Kurti: Sur deux millions de citoyens, seule Thaci demande la ratification de la démarcation

Le Président du Mouvement Vetevendosje, Albin Kurti, déclare que le Kosovo a connu deux évolutions positives dans le domaine de la démarcation, et que deux risques d'erreur se présentent. Selon lui, le Président Hashim Thaci se précipite pour ratifier son crime et trahir dès que possible à l'Assemblée du Kosovo. Il a déclaré que Murat Meha, [...]
Il a déclaré que Murat Meha, ancien chef de la Commission d'État pour la démarcation de la frontière, avait perdu 8 200 hectares au Kosovo.
“Murat Meha a dirigé la Commission du Kosovo pour le marquage et le maintien de la frontière - c'est-à-dire pour la démarcation (dans la langue monténégrine, traitée) odrêvanje. Milan Paunovic a dirigé la Commission monténégrine pour la définition et la démarcation de la frontière - c ' est-à-dire pour les restrictions au Kosovo - sur la déitation (en langue monténégrine razgrainije d ' Utvvrévanije). Meha a fini dans la mission de Paunovic et le Kosovo a perdu 8 200 hectares: Meha a convenu que nous devrions assister avec des livres cadastraux et seulement avec eux que notre terre est notre territoire, c'est-à-dire. Là où nous avons Leletra (même si ni l'un ni l'autre du Monténégro ne l'a) il appartient au Monténégro!”, Kurti a écrit sur un post Facebook.
Selon Kurti, la déclaration de deux présidents du Kosovo Hashim Thaci et du Monténégro Filip Vujanovic est une fraude.
Kurti dit que les développements positifs qui doivent être utilisés sont la volonté du Monténégro de négocier et que Hashim Thaci a reconnu son erreur de saper le Kosovo.
“+1. Bien que la déclaration de Thaci-Vujanovovic avec son contenu ne corrige pas l'accord de Vienne du 26 août 2015, sous sa forme, il exprime la volonté du Monténégro de négocier. Contrairement à l'ancienne position monténégrine selon laquelle la démarcation est la question interne et fermée du Kosovo pour le Monténégro. +2. - Bien que la déclaration de Thaci-Vujanovic, avec sa forme, ne confirme que le changement de frontière, elle partage dans son contenu l'aveu de Thaci qu'avec la signature à Vienne, il a erré et endommagé le Kosovo. Contrairement à ce qu'il insistait précédemment pour que la démarcation de la Commission Meha ne nous perde pas un centimètre”, il écrivit.
Kurti a également dit qu'il y a des risques pour le Kosovo d'avoir des corrections minimales de plusieurs mètres, mais pas même des miles. Selon lui, le problème est également de lutter contre la corruption comme la prochaine condition à la libéralisation des visas.

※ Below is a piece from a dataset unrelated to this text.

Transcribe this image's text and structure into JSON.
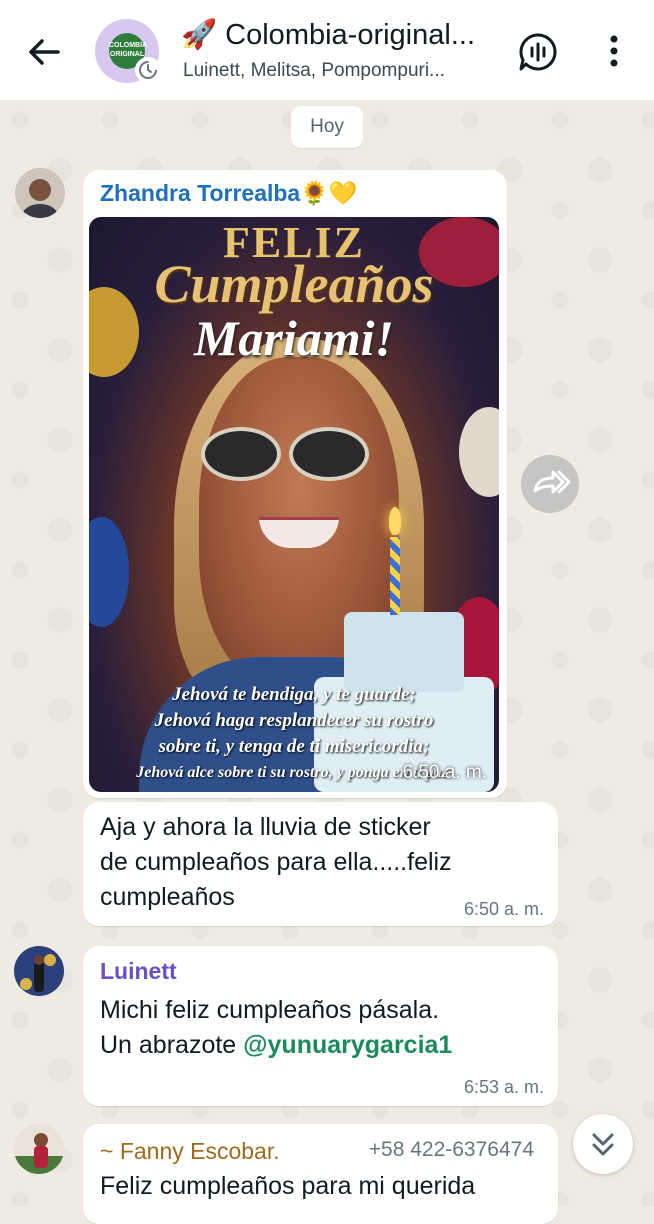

“-1. Bien qu'on parle de corrections éventuelles de démarcation de la frontière par l'Organe mixte des travailleurs, il s'agit de corrections possibles seulement des marqueurs frontaliers actuellement modifiés qui devraient être ratifiés, et non du retour de la frontière à Chuckor et Clear. Ainsi, les corrections minimales de dizaines de mètres dans le cas de la précision de la frontière changeante, pas la correction de plusieurs kilomètres de la frontière changée. Par conséquent, il n'y a pas lieu de ratifier la modification de la frontière, puis de la corriger dans le cas de sa marque. La libération par erreur doit être corrigée puis ratifiée. - Deux. Bien que la ratification de la nouvelle démarcation ait été ajoutée comme condition à la libéralisation des visas, elle n'est pas la seule condition restante. Le Kosovo doit lutter avec succès contre la criminalité et la corruption par des décisions judiciaires finales, ce qui prendra du temps. Alors accomplissons ce vœu après cela et sa conclusion. dans la même semaine, en décembre, nous ratifions la marque. En outre, pourquoi ne pas répondre une fois au critère pour lequel nous avons un consensus national, c'est-à-dire lutter contre la criminalité et la corruption, puis la ratification de la çdemarkation, dont nous sommes divisés? ”, il a écrit plus loin.
Comme l'a conclu Kurti :
1) Le Monténégro a accepté de parler;
2) Le président Thaci a admis l'erreur;
3) La libéralisation des visas n'a pas lieu sans des résultats concrets contre la criminalité et la corruption.
Alors pourquoi nous dépêcher déraisonnablement près de deux millions de citoyens du Kosovo? Un seul citoyen se précipite pour une raison : le Président Thaci, qui veut que le crime de sa trahison le ratifie le plus rapidement possible à l'Assemblée du Kosovo, l'a finalement écrit.